Jennifer Jason Leigh made a noble effort, but she was totally miscast as the unstoppable life-force Bunny Fingus. Ben Stiller was an opaque and unpleasant Artie. The nuns breakout wasn’t even particularly funny, and that is a scene of pure comic genius.
But here’s the thing – I didn’t care.
That’s wrong. I did care. And I did notice all those flaws in the moment. But the play itself is so wonderful it didn’t bother me. I was so happy to experience House of Blue Leaves again, especially to see it on Broadway , for free, I think I turned my critical brain off. And I’m really glad I did.
How much joy do we lose out on by being too critical? How much art washes off our backs while we nitpick the flaws? As a member of the Writer’s Guild, I used to see screenings of films before they were released. I was surprised how often I liked movies that got trashed by the critics, or loathed movies that won Oscars (Crash, anyone?). I think most people would be surprised how open they are before a critical consensus has been reached. I myself was shocked at how knowing even the slightest bit of information before I went in - this actress is really great in it, the production went way over budget – affected my response.

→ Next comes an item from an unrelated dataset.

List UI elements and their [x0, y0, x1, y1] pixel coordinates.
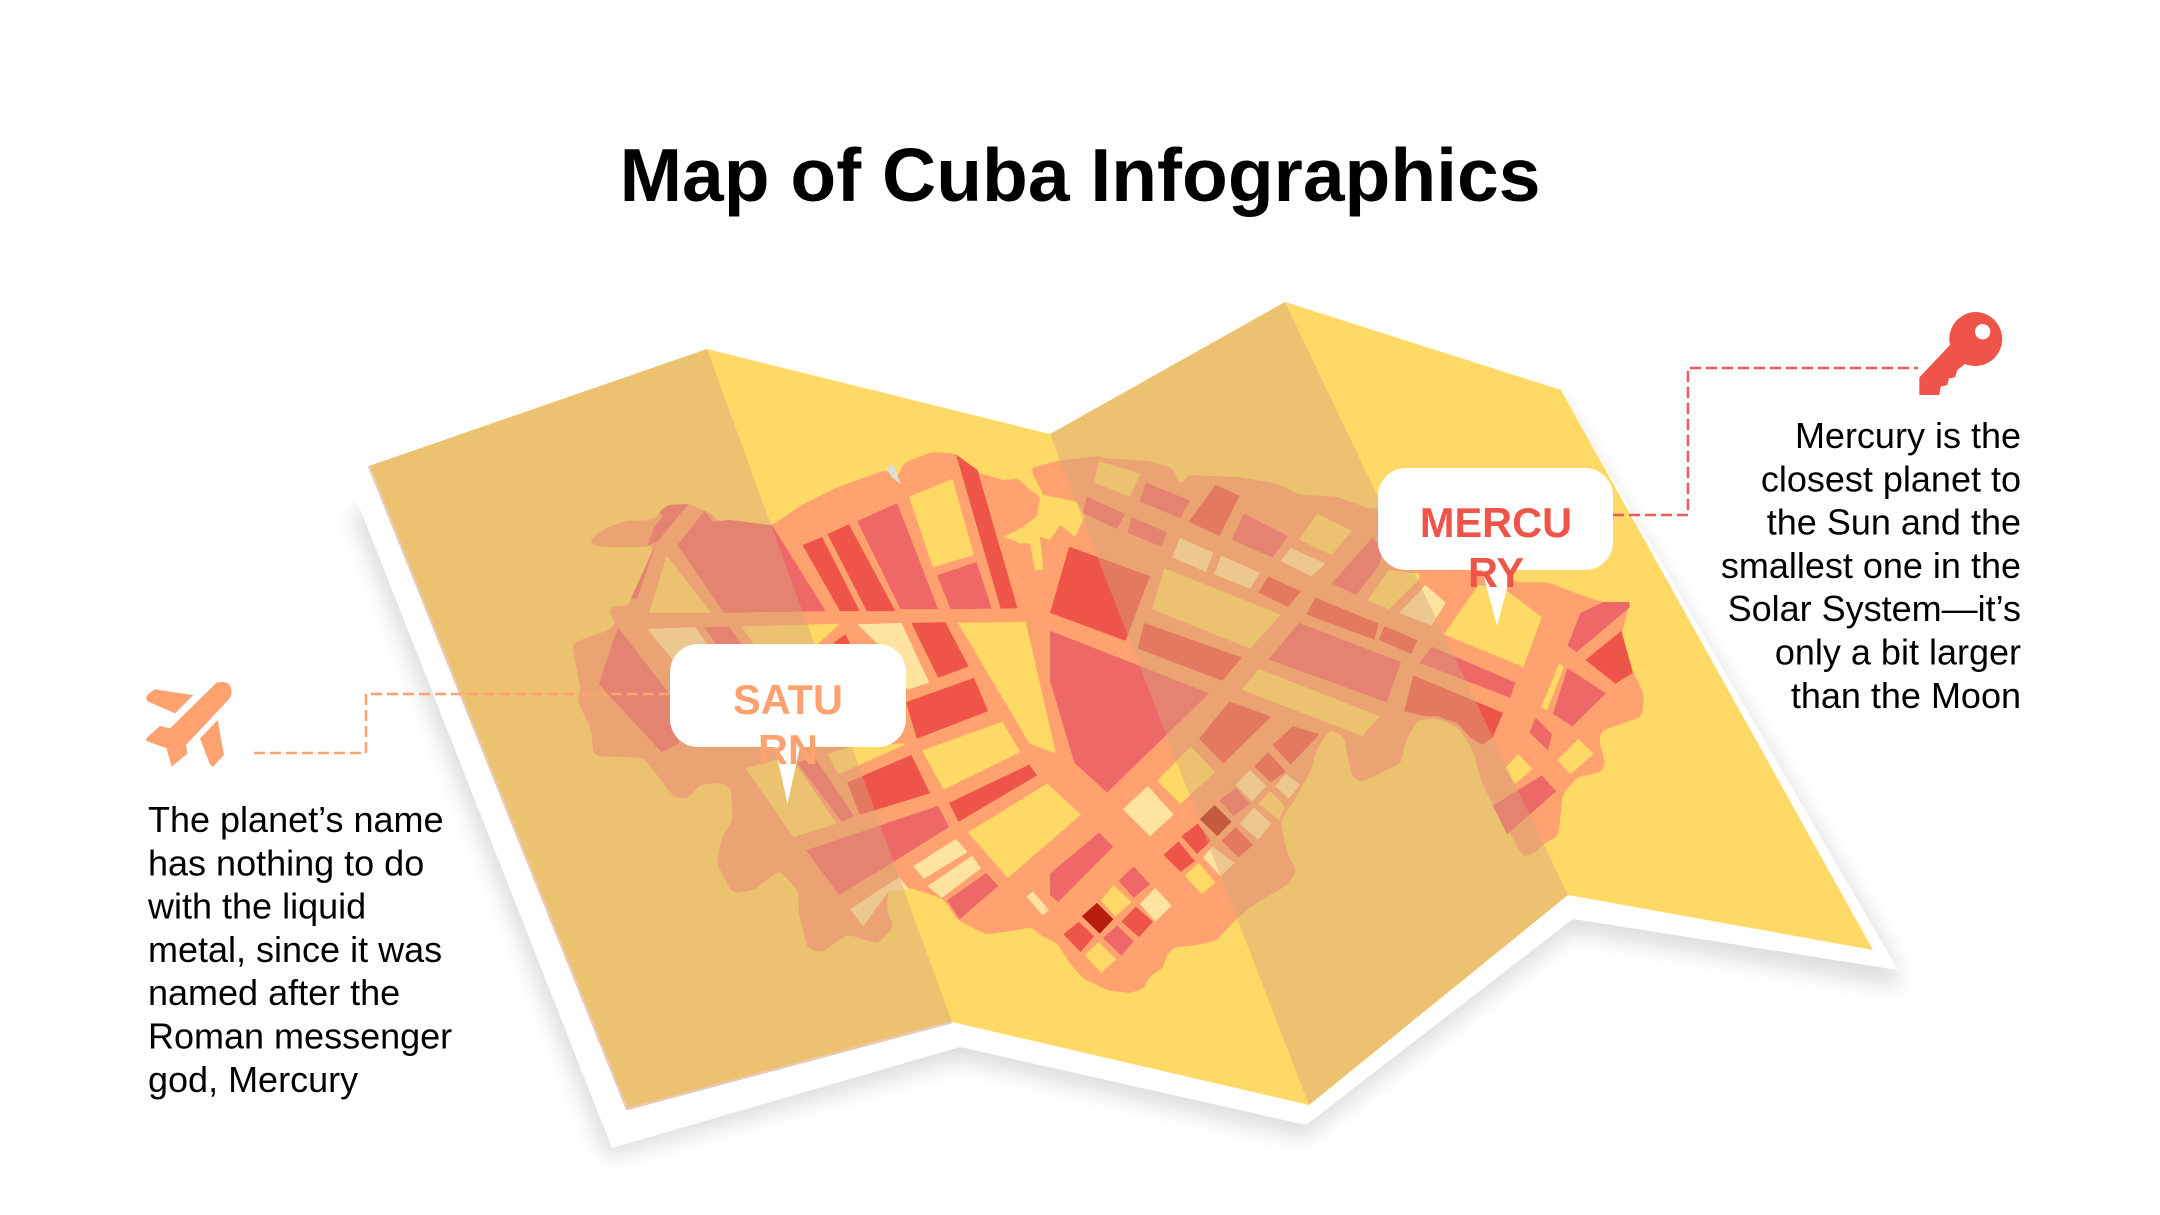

I say this not as a finger-wagging judger from the outside. I say it because I am one of the most critical people I know. I’m not sure what to do about it. I can’t just turn my brain off. Or can I? Perhaps it’s simply a matter of appreciating what’s there more than dissecting what isn’t.
Take The Firm, a film directed by Sydney Pollack, starring Tom Cruise, from the John Grisham novel. The Firm is not a particularly good movie. It’s a perfectly decent little thriller, but as a whole it’s nothing special. In its parts, however, it contains some of the most moving film acting I’ve ever seen.
There’s Terry Kinney mourning his dead friend, not looking up as a sprinkler sprays across his chest. There’s Gene Hackman, at absolute peak power, playing a man whose compromises are eating him alive from the inside. And most of all there’s David Straithairn and Holly Hunter, playing an ex-con and a chain-smoking libidinous secretary who fall in love. Their love is instant, magical, and utterly convincing. They are like a white-trash Papageno and Papagena. You practically expect them to sing arias. They have only a few minutes of screen time, but those minutes are pure joy.
You can dismiss The Firm as a mediocre film. You’d be absolutely right. But if you don’t see it, you’re missing magic.
I suppose we’re all critics in the arts. And we shouldn’t be too quick to dismiss all that accumulated knowledge that our inner critic represents. It is an important part of developing our own aesthetic and voice. But I think that it is equally important to know when to turn that voice off. You can miss out on so much.